Escrutinadas as funções do contabilista certificado no EOCC poderemos concluir que não se enquadra, em nenhuma delas, o acto de análise de factos passíveis de participação criminal para o Ministério Público, nem o acto de preparação de um negócio jurídico, nem, tão pouco, o acto de aconselhar a empresa a denunciar um contrato com justa causa. Pelo que a resposta a esta questão: se um contabilista Certificado pode proceder a tal serviço tem de ser negativa por não se enquadrar em qualquer das funções que são acometidas ao contabilista certificado pelo artigo 10º do EOCC. Acresce às razões acima invocadas que, nos termos do artigo 70º n.º 3 do EOCC, os contabilistas certificados apenas podem subscrever as declarações fiscais, as demonstrações financeiras e os seus anexos que resultem do exercício directo das suas funções, o que não é o caso, considerando que o Sr. Dr. JV... não tem a assunção da responsabilidade da contabilidade da empresa mandante.

O contabilista certificado pode ser mandatado por uma empresa para requerer apresentação de queixa-crime junto do Ministério Público e para preparação de um negócio jurídico?

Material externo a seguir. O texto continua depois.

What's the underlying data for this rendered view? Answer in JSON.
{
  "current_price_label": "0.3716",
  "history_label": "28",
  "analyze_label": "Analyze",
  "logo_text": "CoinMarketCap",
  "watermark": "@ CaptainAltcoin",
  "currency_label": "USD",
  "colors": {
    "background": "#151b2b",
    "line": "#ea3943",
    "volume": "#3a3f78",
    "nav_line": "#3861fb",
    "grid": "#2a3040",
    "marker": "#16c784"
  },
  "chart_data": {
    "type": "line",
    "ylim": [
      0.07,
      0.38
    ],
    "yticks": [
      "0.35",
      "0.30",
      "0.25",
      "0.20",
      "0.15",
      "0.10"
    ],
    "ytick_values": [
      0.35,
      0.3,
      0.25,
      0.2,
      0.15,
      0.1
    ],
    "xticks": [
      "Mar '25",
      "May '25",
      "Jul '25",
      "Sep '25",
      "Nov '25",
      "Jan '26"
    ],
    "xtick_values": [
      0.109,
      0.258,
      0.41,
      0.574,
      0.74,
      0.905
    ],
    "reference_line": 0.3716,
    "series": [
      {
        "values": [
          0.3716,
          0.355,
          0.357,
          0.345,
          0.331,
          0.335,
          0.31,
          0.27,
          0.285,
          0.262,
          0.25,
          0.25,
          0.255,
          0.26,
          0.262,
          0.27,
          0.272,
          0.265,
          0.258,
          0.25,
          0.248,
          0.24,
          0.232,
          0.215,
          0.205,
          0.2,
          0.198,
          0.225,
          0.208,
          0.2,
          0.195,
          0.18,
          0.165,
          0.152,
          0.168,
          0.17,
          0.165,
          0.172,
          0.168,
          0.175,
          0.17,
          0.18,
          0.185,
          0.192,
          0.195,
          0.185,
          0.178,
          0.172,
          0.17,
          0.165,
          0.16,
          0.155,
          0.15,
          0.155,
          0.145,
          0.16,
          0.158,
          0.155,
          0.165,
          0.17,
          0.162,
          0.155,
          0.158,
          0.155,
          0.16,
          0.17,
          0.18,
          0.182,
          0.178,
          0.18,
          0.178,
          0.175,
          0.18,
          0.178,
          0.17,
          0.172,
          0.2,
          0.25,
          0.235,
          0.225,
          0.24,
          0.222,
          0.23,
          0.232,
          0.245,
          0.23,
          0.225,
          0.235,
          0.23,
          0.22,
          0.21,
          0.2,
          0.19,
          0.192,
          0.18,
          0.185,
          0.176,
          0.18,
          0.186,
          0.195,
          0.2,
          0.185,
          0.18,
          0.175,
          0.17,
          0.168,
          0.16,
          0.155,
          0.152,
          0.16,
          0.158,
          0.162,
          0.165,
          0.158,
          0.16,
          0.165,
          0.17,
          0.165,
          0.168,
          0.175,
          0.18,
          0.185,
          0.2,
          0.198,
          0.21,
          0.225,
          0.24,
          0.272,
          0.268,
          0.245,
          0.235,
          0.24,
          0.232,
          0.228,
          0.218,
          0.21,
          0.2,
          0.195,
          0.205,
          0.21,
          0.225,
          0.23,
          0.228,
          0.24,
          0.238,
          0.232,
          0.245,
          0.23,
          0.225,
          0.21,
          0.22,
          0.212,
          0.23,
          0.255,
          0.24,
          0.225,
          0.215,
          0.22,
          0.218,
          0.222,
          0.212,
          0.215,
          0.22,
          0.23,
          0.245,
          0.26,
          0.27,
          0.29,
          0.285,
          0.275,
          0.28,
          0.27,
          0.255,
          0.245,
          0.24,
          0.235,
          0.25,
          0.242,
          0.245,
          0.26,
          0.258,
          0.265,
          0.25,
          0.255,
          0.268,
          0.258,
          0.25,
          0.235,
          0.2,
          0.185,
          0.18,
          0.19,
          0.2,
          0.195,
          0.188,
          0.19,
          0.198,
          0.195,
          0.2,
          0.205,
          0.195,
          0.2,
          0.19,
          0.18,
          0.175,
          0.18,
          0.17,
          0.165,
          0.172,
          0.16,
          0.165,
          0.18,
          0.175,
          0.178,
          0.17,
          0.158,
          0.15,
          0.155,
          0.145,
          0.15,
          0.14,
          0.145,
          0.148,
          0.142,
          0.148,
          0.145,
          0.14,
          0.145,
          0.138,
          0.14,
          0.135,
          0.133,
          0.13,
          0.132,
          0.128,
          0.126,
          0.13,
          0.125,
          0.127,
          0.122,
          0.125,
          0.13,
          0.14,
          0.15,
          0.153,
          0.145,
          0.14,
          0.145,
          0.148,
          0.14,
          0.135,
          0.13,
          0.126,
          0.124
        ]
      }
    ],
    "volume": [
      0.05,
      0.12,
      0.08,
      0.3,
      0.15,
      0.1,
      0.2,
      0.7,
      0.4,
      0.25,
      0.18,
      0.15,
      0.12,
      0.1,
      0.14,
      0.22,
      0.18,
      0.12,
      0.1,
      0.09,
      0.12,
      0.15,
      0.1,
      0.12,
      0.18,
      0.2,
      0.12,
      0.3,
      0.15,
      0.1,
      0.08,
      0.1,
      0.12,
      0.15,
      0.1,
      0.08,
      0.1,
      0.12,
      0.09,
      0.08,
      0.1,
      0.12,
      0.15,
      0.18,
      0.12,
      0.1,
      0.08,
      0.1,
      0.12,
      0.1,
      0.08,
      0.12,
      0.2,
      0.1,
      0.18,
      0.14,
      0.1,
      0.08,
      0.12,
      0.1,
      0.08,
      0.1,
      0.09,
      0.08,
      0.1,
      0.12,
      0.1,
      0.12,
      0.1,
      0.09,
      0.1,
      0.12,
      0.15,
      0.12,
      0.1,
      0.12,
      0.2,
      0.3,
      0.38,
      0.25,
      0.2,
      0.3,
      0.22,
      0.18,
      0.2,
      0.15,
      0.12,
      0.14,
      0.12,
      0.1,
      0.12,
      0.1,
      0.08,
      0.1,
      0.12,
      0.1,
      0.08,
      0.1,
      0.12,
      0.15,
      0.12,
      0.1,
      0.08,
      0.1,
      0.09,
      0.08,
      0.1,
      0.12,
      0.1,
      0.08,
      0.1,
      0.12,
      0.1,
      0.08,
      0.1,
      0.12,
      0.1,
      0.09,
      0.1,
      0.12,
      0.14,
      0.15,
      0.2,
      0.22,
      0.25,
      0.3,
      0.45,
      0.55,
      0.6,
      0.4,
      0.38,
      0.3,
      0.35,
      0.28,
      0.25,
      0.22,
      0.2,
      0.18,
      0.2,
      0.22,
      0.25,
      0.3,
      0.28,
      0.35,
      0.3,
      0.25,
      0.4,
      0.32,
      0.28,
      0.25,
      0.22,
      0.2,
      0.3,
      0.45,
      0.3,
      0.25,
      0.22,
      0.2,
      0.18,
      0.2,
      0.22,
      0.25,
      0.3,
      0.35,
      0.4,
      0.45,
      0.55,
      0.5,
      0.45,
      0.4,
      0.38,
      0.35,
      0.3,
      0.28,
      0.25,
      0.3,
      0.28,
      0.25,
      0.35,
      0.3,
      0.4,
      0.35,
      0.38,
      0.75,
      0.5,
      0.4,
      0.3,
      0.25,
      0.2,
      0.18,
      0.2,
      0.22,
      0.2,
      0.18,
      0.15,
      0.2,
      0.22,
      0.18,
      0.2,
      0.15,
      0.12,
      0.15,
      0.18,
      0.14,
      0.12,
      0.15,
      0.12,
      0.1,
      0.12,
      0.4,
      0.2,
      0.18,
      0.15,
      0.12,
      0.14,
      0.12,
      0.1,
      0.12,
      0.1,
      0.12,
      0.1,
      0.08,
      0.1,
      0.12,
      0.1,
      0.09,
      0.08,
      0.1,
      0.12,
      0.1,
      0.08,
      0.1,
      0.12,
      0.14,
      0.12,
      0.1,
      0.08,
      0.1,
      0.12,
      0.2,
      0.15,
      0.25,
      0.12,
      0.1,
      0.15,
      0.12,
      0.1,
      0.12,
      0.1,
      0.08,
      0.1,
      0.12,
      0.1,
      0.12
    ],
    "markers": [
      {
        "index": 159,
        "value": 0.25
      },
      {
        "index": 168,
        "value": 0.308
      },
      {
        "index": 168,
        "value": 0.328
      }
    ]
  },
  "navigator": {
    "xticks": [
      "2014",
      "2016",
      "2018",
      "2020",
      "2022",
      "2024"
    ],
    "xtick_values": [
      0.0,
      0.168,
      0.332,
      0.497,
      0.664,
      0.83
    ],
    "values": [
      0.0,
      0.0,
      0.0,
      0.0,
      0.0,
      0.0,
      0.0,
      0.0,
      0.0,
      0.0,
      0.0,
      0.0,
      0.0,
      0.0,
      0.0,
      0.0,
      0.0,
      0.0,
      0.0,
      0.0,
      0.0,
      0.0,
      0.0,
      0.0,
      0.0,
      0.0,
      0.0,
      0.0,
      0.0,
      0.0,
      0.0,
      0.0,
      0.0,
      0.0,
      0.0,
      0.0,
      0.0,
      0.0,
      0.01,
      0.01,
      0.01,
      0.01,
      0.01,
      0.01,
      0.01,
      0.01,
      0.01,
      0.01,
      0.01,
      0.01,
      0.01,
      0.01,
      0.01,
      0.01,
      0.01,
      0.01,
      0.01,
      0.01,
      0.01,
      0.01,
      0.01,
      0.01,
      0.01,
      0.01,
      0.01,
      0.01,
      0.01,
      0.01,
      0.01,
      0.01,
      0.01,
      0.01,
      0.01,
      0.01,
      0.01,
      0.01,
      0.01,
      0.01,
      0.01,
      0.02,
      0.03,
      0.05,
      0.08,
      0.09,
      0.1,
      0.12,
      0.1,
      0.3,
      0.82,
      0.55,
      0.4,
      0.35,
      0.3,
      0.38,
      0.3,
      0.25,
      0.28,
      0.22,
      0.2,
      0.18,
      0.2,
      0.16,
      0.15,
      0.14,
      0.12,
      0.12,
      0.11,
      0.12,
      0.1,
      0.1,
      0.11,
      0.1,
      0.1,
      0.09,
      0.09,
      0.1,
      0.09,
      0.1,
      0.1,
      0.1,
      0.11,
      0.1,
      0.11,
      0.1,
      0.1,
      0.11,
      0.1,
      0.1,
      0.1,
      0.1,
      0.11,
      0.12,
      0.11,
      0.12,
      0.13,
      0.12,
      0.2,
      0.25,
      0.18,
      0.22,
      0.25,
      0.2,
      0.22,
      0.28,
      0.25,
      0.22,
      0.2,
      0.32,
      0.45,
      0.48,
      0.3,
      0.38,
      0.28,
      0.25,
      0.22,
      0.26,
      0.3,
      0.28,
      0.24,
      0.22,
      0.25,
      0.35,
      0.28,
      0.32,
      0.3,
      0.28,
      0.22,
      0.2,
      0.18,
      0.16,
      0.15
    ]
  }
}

Antes de mais, saliente-se e note-se que, como acima já foi analisado, o contabilista certificado não tem a função de apresentar junto do Ministério Público uma participação crime nem a função de preparar um negócio jurídico.

Mas ainda assim, é condição sine qua non verificar se este mandato pode configurar um acto próprio de advogado à luz quer da LAPAS, quer do EOA. A LAPAS define o mandato forense, como o mandato judicial conferido para ser exercido em qualquer tribunal, incluindo os tribunais ou comissões arbitrais e os julgados de paz. Deste modo, é por demais evidente que o contabilista certificado não poderá ser mandatado para participar criminalmente ao Ministério Público por conta de um terceiro. Quanto aos poderes para preparar um negócio jurídico. É importante salientar que com a alteração do EOA em 2015, o conceito de mandato foi alargado muito para além do conceito definido na LAPAS. Senão vejamos, no artigo 67º alínea b) e c) do EOA, é também definido como mandato forense, respectivamente: “O exercício do mandato com representação, com poderes para negociar a constituição, alteração ou extinção de relações jurídicas”; “O exercício de qualquer mandato com representação em procedimentos administrativos, incluindo tributários, perante quaisquer pessoas coletivas públicas ou respetivos órgãos ou serviços, ainda que se suscitem ou discutam apenas questões de facto.”. É evidente, perante esta definição de mandato forense no EOA, que o mandato de uma empresa para poder ser representada na preparação de um negócio jurídico é um mandato forense. No artigo 2º da LAPAS o mandato forense é classificado como um acto próprio dos advogados. Logo, tratando-se de um acto próprio dos advogados e dos solicitadores não pode este ser praticado por pessoa que não seja advogado ou solicitador, devidamente inscrito na respectiva Ordem profissional. Assim, também, a resposta a esta questão tem de ser negativa.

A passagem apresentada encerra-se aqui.